Nasaruddin menyebut, pihaknya sudah bersepakat dengan pemerintah daerah dan tokoh-tokoh Bali agar malam takbiran ini tidak bertentangan dengan perayaan Nyepi.

Baca Juga: Muhammadiyah Tetapkan Lebaran 2026 pada Jumat 20 Maret

"Alhamdulillah kami melapor kepada Bapak Presiden, sudah ada kesepakatan dengan pemerintah setempat dan tokoh-tokoh di Bali bahwa takbir itu tidak bertentangan dengan Nyepi.
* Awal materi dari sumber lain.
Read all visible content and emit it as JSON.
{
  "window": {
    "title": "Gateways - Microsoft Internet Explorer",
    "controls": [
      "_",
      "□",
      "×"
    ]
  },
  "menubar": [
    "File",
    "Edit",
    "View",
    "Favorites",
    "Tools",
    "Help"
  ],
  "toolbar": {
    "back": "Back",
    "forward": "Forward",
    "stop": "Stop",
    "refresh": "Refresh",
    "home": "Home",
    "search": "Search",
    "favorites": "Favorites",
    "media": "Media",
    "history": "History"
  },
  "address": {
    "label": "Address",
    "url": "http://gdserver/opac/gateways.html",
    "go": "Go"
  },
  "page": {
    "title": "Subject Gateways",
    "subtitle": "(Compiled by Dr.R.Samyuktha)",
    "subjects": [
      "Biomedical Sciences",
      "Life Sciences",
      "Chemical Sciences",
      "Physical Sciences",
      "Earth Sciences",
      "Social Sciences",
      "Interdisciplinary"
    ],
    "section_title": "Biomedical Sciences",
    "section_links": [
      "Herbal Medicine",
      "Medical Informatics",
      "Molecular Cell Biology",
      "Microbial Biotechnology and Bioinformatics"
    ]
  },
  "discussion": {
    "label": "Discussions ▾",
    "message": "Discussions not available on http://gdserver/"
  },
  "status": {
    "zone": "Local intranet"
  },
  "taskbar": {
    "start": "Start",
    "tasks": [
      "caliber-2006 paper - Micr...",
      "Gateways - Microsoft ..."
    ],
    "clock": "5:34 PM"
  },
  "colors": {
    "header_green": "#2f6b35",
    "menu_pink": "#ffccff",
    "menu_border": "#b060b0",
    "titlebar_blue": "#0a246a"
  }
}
Cuma syaratnya ya Nyepinya berjalan, tapi takbirnya juga berjalan," jelasnya.Menag menambahkan, penggunaan sound system saat malam takbiran di masjid-masjid Bali akan diterapkan aturan. "Cuma tidak pakai sound system daripada waktu jam 6 sampai jam 9," ujarnya.

Menurut Menag, soal adanya potensi perbedaan Lebaran, itu menjadi suatu hal biasa di Indonesia. "Nanti kita akan lihat sidang isbat penentuannya kapan Idulfitri akan datang," ungkapnya.

Diketahui, Muhammadiyah telah menetapkan Idulfitri 1447 Hijriah jatuh pada Jumat, 20 Maret 2026. Sementara, Kemenag akan menggelar sidang isbat pada Kamis, 19 Maret 2026.